Thread: BDR to ignore table exists error

BDR to ignore table exists error

From
Nikhil
Date:
Hello,


I have a BDR setup with two nodes. If I bring one node down i am seeing that
the replication slot is becoming inactive with below error.

<10.106.43.152(43253)nsxpostgres798452016-05-25 23:58:19 GMTnsxdb%DETAIL:  streaming transactions committing after 0/111A91
48, reading WAL from 0/110F03F8
<10.106.43.152(43253)nsxpostgres798452016-05-25 23:58:19 GMTnsxdb%LOG:  logical decoding found consistent point at 0/110F03
F8
<10.106.43.152(43253)nsxpostgres798452016-05-25 23:58:19 GMTnsxdb%DETAIL:  Logical decoding will begin using saved snapshot
.
<10.106.43.152(43253)nsxpostgres798452016-05-25 23:58:19 GMTnsxdb%LOG:  unexpected EOF on standby connection
<127.0.0.1(31185)nsxroot792492016-05-25 23:58:19 GMTnsxdb%LOG:  duration: 0.437 ms
<127.0.0.1(31185)nsxroot792492016-05-25 23:58:19 GMTnsxdb%LOG:  duration: 0.462 ms
<127.0.0.1(31185)nsxroot792492016-05-25 23:58:19 GMTnsxdb%LOG:  duration: 0.096 ms
<127.0.0.1(31185)nsxroot792492016-05-25 23:58:19 GMTnsxdb%LOG:  duration: 0.101 ms
<3462016-05-25 23:58:20 GMT%LOG:  starting background worker process "bdr (6288505144157102317,1,16384,)->bdr (628851211361
7339435,2,"
<798462016-05-25 23:58:20 GMT%ERROR:  relation "af_npx_device_l3_16_149_10" already exists


Thanks & Regards,
Nikhil

Re: BDR to ignore table exists error

From
Martín Marqués
Date:
El 27/05/16 a las 06:33, Nikhil escribió:
> Hello,
>
>
> I have a BDR setup with two nodes. If I bring one node down i am seeing that
> the replication slot is becoming inactive with below error.

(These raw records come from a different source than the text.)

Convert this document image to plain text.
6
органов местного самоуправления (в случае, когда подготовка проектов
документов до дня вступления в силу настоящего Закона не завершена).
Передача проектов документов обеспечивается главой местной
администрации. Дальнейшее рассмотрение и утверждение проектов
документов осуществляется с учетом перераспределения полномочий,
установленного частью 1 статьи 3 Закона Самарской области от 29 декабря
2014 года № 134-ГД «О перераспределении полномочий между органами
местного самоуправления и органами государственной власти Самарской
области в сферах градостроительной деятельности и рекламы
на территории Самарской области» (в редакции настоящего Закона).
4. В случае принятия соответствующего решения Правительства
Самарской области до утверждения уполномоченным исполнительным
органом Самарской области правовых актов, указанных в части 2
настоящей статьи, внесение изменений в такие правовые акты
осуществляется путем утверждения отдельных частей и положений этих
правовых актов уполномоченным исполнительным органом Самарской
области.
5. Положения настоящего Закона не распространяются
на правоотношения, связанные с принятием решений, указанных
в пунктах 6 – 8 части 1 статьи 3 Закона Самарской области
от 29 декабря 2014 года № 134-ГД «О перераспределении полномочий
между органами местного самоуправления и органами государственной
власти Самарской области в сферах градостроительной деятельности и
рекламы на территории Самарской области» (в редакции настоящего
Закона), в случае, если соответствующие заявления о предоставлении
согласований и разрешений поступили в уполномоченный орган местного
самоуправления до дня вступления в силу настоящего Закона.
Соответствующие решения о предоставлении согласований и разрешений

If you take down one of the nodes of a BDR mesh, the replication slots
from each of the upstream nodes it connects to will switch to inactive.
That's how replication slots work.

> <10.106.43.152(43253)nsxpostgres798452016-05-25 23:58:19 GMTnsxdb%DETAIL:
>  streaming transactions committing after 0/111A91
> 48, reading WAL from 0/110F03F8
> <10.106.43.152(43253)nsxpostgres798452016-05-25 23:58:19 GMTnsxdb%LOG:
>  logical decoding found consistent point at 0/110F03
> F8
> <10.106.43.152(43253)nsxpostgres798452016-05-25 23:58:19 GMTnsxdb%DETAIL:
>  Logical decoding will begin using saved snapshot
> .
> <10.106.43.152(43253)nsxpostgres798452016-05-25 23:58:19 GMTnsxdb%LOG:
>  unexpected EOF on standby connection

Downstream node got disconnected, which is sensible given that you took
that node down.

> <127.0.0.1(31185)nsxroot792492016-05-25 23:58:19 GMTnsxdb%LOG:  duration:
> 0.437 ms
> <127.0.0.1(31185)nsxroot792492016-05-25 23:58:19 GMTnsxdb%LOG:  duration:
> 0.462 ms
> <127.0.0.1(31185)nsxroot792492016-05-25 23:58:19 GMTnsxdb%LOG:  duration:
> 0.096 ms
> <127.0.0.1(31185)nsxroot792492016-05-25 23:58:19 GMTnsxdb%LOG:  duration:
> 0.101 ms
> <3462016-05-25 23:58:20 GMT%LOG:  starting background worker process "bdr
> (6288505144157102317,1,16384,)->bdr (628851211361
> 7339435,2,"

It seems you brought up postgres on the downstream node again and it
connected to the replication slot.

> <798462016-05-25 23:58:20 GMT%ERROR:  relation "af_npx_device_l3_16_149_10"
> already exists

I'm not sure what happened here. Does that relation exist?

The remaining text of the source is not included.